His production gradually followed. After playing rotational snaps early in his career, Inniss emerged as a starter during the 2025 season, finishing with 36 receptions for 271 yards and three touchdowns while contributing as Ohio State’s primary punt returner.

The statistics were solid, but they hardly reflected his overall value to the offense.

His value extended far beyond the box score. Inniss earned the coaching staff’s trust through his physical blocking, dependable hands, vocal leadership, and attention to detail. All those traits earned him consistent snaps.

Now, entering his senior season, Ohio State needs him to turn that trust into production.

The player who could truly unlock the offense

The easiest mistake entering 2026 is assuming everything revolves around Jeremiah Smith. In reality, it may revolve around whoever lines up opposite him.

Smith is going to draw the nation’s best cornerbacks. He is going to face constant safety help. He is going to see bracket coverage on obvious passing downs. Which means someone else will consistently receive favorable matchups, and Inniss is the most likely candidate.

His game has never relied purely on overwhelming athleticism. Instead, it is built around precision, toughness, football intelligence, and reliability. At roughly 6-foot and 199 pounds, he combines strong hands with polished route running, excellent spatial awareness, and the ability to consistently find openings against zone coverage.

He also brings an edge that Ryan Day values. Inniss blocks with the mentality of a running back. He competes after the catch. He embraces contact over the middle.

Those traits rarely dominate highlight reels, but they create winning football. If defenses consistently dedicate two defenders to Jeremiah Smith, Inniss has every opportunity to become Julian Sayin’s security blanket.

Third-and-six. Second-and-long. Red zone. Those are the moments where experienced receivers separate themselves. Ohio State does not necessarily need Inniss to become a 1,000 yard receiver. They need him to make defenses pay for focusing elsewhere.

If he can consistently win one-on-one coverage, convert critical third downs, and become a dependable intermediate target, the entire passing game becomes significantly more difficult to defend.

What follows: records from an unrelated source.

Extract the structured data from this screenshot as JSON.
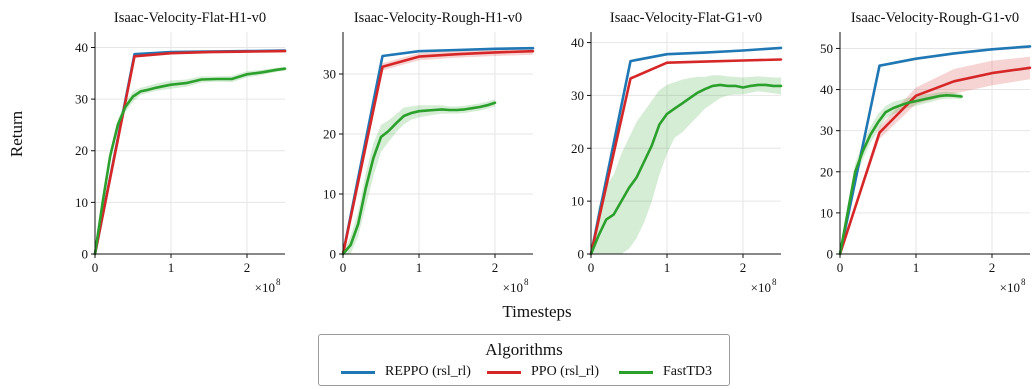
{
  "figure": {
    "ylabel": "Return",
    "xlabel": "Timesteps",
    "x_scale_label": "×10",
    "x_scale_exp": "8"
  },
  "legend": {
    "title": "Algorithms",
    "items": [
      {
        "name": "REPPO (rsl_rl)",
        "color": "#1f77b4"
      },
      {
        "name": "PPO (rsl_rl)",
        "color": "#d62728"
      },
      {
        "name": "FastTD3",
        "color": "#2ca02c"
      }
    ]
  },
  "chart_data": [
    {
      "type": "line",
      "title": "Isaac-Velocity-Flat-H1-v0",
      "xlim": [
        0,
        2.5
      ],
      "ylim": [
        0,
        43
      ],
      "xticks": [
        0,
        1,
        2
      ],
      "yticks": [
        0,
        10,
        20,
        30,
        40
      ],
      "grid": true,
      "series": [
        {
          "name": "REPPO (rsl_rl)",
          "color": "#1f77b4",
          "x": [
            0,
            0.52,
            1.0,
            1.5,
            2.0,
            2.5
          ],
          "y": [
            0,
            38.7,
            39.1,
            39.2,
            39.3,
            39.4
          ]
        },
        {
          "name": "PPO (rsl_rl)",
          "color": "#d62728",
          "x": [
            0,
            0.52,
            1.0,
            1.5,
            2.0,
            2.5
          ],
          "y": [
            0,
            38.3,
            38.9,
            39.1,
            39.2,
            39.3
          ]
        },
        {
          "name": "FastTD3",
          "color": "#2ca02c",
          "x": [
            0,
            0.1,
            0.2,
            0.3,
            0.4,
            0.5,
            0.6,
            0.7,
            0.8,
            0.9,
            1.0,
            1.2,
            1.4,
            1.6,
            1.8,
            2.0,
            2.2,
            2.4,
            2.5
          ],
          "y": [
            0,
            10,
            19,
            25,
            28.5,
            30.5,
            31.5,
            31.8,
            32.2,
            32.5,
            32.8,
            33.1,
            33.8,
            33.9,
            33.9,
            34.8,
            35.2,
            35.7,
            35.9
          ],
          "lower": [
            0,
            9,
            18,
            24,
            27.5,
            29.5,
            30.8,
            31.2,
            31.6,
            31.8,
            32.0,
            32.4,
            33.2,
            33.4,
            33.3,
            34.2,
            34.7,
            35.3,
            35.5
          ],
          "upper": [
            0,
            11,
            20,
            26,
            29.5,
            31.5,
            32.2,
            32.6,
            33.0,
            33.3,
            33.6,
            33.8,
            34.4,
            34.4,
            34.5,
            35.4,
            35.7,
            36.1,
            36.3
          ]
        }
      ]
    },
    {
      "type": "line",
      "title": "Isaac-Velocity-Rough-H1-v0",
      "xlim": [
        0,
        2.5
      ],
      "ylim": [
        0,
        37
      ],
      "xticks": [
        0,
        1,
        2
      ],
      "yticks": [
        0,
        10,
        20,
        30
      ],
      "grid": true,
      "series": [
        {
          "name": "REPPO (rsl_rl)",
          "color": "#1f77b4",
          "x": [
            0,
            0.52,
            1.0,
            1.5,
            2.0,
            2.5
          ],
          "y": [
            0,
            33.0,
            33.8,
            34.0,
            34.2,
            34.3
          ]
        },
        {
          "name": "PPO (rsl_rl)",
          "color": "#d62728",
          "x": [
            0,
            0.52,
            1.0,
            1.5,
            2.0,
            2.5
          ],
          "y": [
            0,
            31.2,
            32.9,
            33.3,
            33.6,
            33.8
          ],
          "lower": [
            0,
            30.6,
            32.3,
            32.7,
            33.0,
            33.2
          ],
          "upper": [
            0,
            31.8,
            33.5,
            33.9,
            34.2,
            34.4
          ]
        },
        {
          "name": "FastTD3",
          "color": "#2ca02c",
          "x": [
            0,
            0.1,
            0.2,
            0.3,
            0.4,
            0.5,
            0.6,
            0.7,
            0.8,
            0.9,
            1.0,
            1.1,
            1.2,
            1.3,
            1.4,
            1.5,
            1.6,
            1.7,
            1.8,
            1.9,
            2.0
          ],
          "y": [
            0,
            1.5,
            5,
            11,
            16,
            19.5,
            20.5,
            21.8,
            23,
            23.5,
            23.8,
            23.9,
            24.0,
            24.1,
            24.0,
            24.0,
            24.1,
            24.3,
            24.5,
            24.8,
            25.2
          ],
          "lower": [
            0,
            0,
            3,
            8,
            13,
            17,
            18.7,
            20.3,
            21.6,
            22.4,
            22.8,
            23.0,
            23.2,
            23.4,
            23.4,
            23.4,
            23.5,
            23.7,
            23.9,
            24.2,
            24.6
          ],
          "upper": [
            0,
            3,
            7,
            13.5,
            18.5,
            21.5,
            22.3,
            23.3,
            24.4,
            24.6,
            24.8,
            24.8,
            24.8,
            24.8,
            24.6,
            24.6,
            24.7,
            24.9,
            25.1,
            25.4,
            25.8
          ]
        }
      ]
    },
    {
      "type": "line",
      "title": "Isaac-Velocity-Flat-G1-v0",
      "xlim": [
        0,
        2.5
      ],
      "ylim": [
        0,
        42
      ],
      "xticks": [
        0,
        1,
        2
      ],
      "yticks": [
        0,
        10,
        20,
        30,
        40
      ],
      "grid": true,
      "series": [
        {
          "name": "REPPO (rsl_rl)",
          "color": "#1f77b4",
          "x": [
            0,
            0.52,
            1.0,
            1.5,
            2.0,
            2.5
          ],
          "y": [
            0,
            36.5,
            37.8,
            38.1,
            38.5,
            39.0
          ]
        },
        {
          "name": "PPO (rsl_rl)",
          "color": "#d62728",
          "x": [
            0,
            0.52,
            1.0,
            1.5,
            2.0,
            2.5
          ],
          "y": [
            0,
            33.2,
            36.2,
            36.4,
            36.6,
            36.8
          ]
        },
        {
          "name": "FastTD3",
          "color": "#2ca02c",
          "x": [
            0,
            0.1,
            0.2,
            0.3,
            0.4,
            0.5,
            0.6,
            0.7,
            0.8,
            0.9,
            1.0,
            1.1,
            1.2,
            1.3,
            1.4,
            1.5,
            1.6,
            1.7,
            1.8,
            1.9,
            2.0,
            2.1,
            2.2,
            2.3,
            2.4,
            2.5
          ],
          "y": [
            0,
            3.5,
            6.5,
            7.5,
            10,
            12.5,
            14.5,
            17.5,
            20.5,
            24.5,
            26.5,
            27.5,
            28.5,
            29.5,
            30.5,
            31.2,
            31.8,
            32.0,
            31.8,
            31.8,
            31.5,
            31.8,
            32.0,
            32.0,
            31.8,
            31.8
          ],
          "lower": [
            0,
            0,
            0,
            0,
            0,
            1,
            3,
            6,
            10,
            15,
            19,
            22,
            23,
            24.5,
            26,
            27.5,
            28.5,
            29.5,
            30,
            30.2,
            30.2,
            30.5,
            30.8,
            30.6,
            30.4,
            30.2
          ],
          "upper": [
            0,
            9,
            13,
            15,
            19,
            22,
            25,
            27,
            29,
            31,
            32,
            32.5,
            33,
            33.3,
            33.5,
            33.5,
            33.8,
            33.8,
            33.6,
            33.5,
            33.4,
            33.5,
            33.6,
            33.5,
            33.4,
            33.4
          ]
        }
      ]
    },
    {
      "type": "line",
      "title": "Isaac-Velocity-Rough-G1-v0",
      "xlim": [
        0,
        2.5
      ],
      "ylim": [
        0,
        54
      ],
      "xticks": [
        0,
        1,
        2
      ],
      "yticks": [
        0,
        10,
        20,
        30,
        40,
        50
      ],
      "grid": true,
      "series": [
        {
          "name": "REPPO (rsl_rl)",
          "color": "#1f77b4",
          "x": [
            0,
            0.52,
            1.0,
            1.5,
            2.0,
            2.5
          ],
          "y": [
            0,
            45.8,
            47.5,
            48.8,
            49.8,
            50.5
          ]
        },
        {
          "name": "PPO (rsl_rl)",
          "color": "#d62728",
          "x": [
            0,
            0.52,
            1.0,
            1.5,
            2.0,
            2.5
          ],
          "y": [
            0,
            29.5,
            38.5,
            42,
            44,
            45.3
          ],
          "lower": [
            0,
            28.0,
            36.5,
            39.0,
            41.0,
            42.5
          ],
          "upper": [
            0,
            31.0,
            40.5,
            45.0,
            47.0,
            48.0
          ]
        },
        {
          "name": "FastTD3",
          "color": "#2ca02c",
          "x": [
            0,
            0.1,
            0.2,
            0.3,
            0.4,
            0.5,
            0.6,
            0.7,
            0.8,
            0.9,
            1.0,
            1.1,
            1.2,
            1.3,
            1.4,
            1.5,
            1.6
          ],
          "y": [
            0,
            10,
            20,
            25,
            29,
            32,
            34.5,
            35.5,
            36.2,
            36.8,
            37.2,
            37.6,
            38.0,
            38.4,
            38.6,
            38.5,
            38.3
          ],
          "lower": [
            0,
            8,
            18,
            23,
            27,
            30,
            33,
            34,
            35,
            35.6,
            36.0,
            36.5,
            37.0,
            37.5,
            37.8,
            37.8,
            37.6
          ],
          "upper": [
            0,
            12,
            22,
            27,
            31,
            34,
            36,
            37,
            37.5,
            38,
            38.5,
            38.8,
            39.0,
            39.3,
            39.5,
            39.3,
            39.0
          ]
        }
      ]
    }
  ]
}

His breakout could help define Ohio State’s ceiling

There is another reason this season feels different for Inniss. Urgency. This is his final opportunity to fully showcase everything that made him one of the nation’s top recruits.

He has already proven he belongs in Ohio State’s leadership group. Now he has a chance to become one of the offense’s leaders as well.

The encouraging part is that all the pieces are already in place. He knows the offense. He understands the expectations. He has developed physically over four years. He has earned the trust of the coaching staff. Most importantly, he has a quarterback capable of distributing the football to every level of the field.

Julian Sayin’s ability to process quickly and distribute accurately should create more opportunities for complementary receivers than Ohio State has had in recent years. Pair that with Arthur Smith’s expected emphasis on play action, exotic formations, and creating favorable matchups, and Inniss could be positioned for the most productive season of his career.

Not every five-star receiver becomes an immediate superstar. Some simply need more time, and Ohio State has seen that story before. Now, entering his senior season, Brandon Inniss has everything in front of him. The leadership, the experience, the opportunity, and the trust.

If he finally puts it all together, he will become far more than just another talented receiver in Ohio State’s long WR pipeline. He could become the player in 2026 who makes it impossible for defenses to focus solely on Jeremiah Smith.

If that happens, the Buckeyes’ offense may become every bit as dangerous as it looks on paper.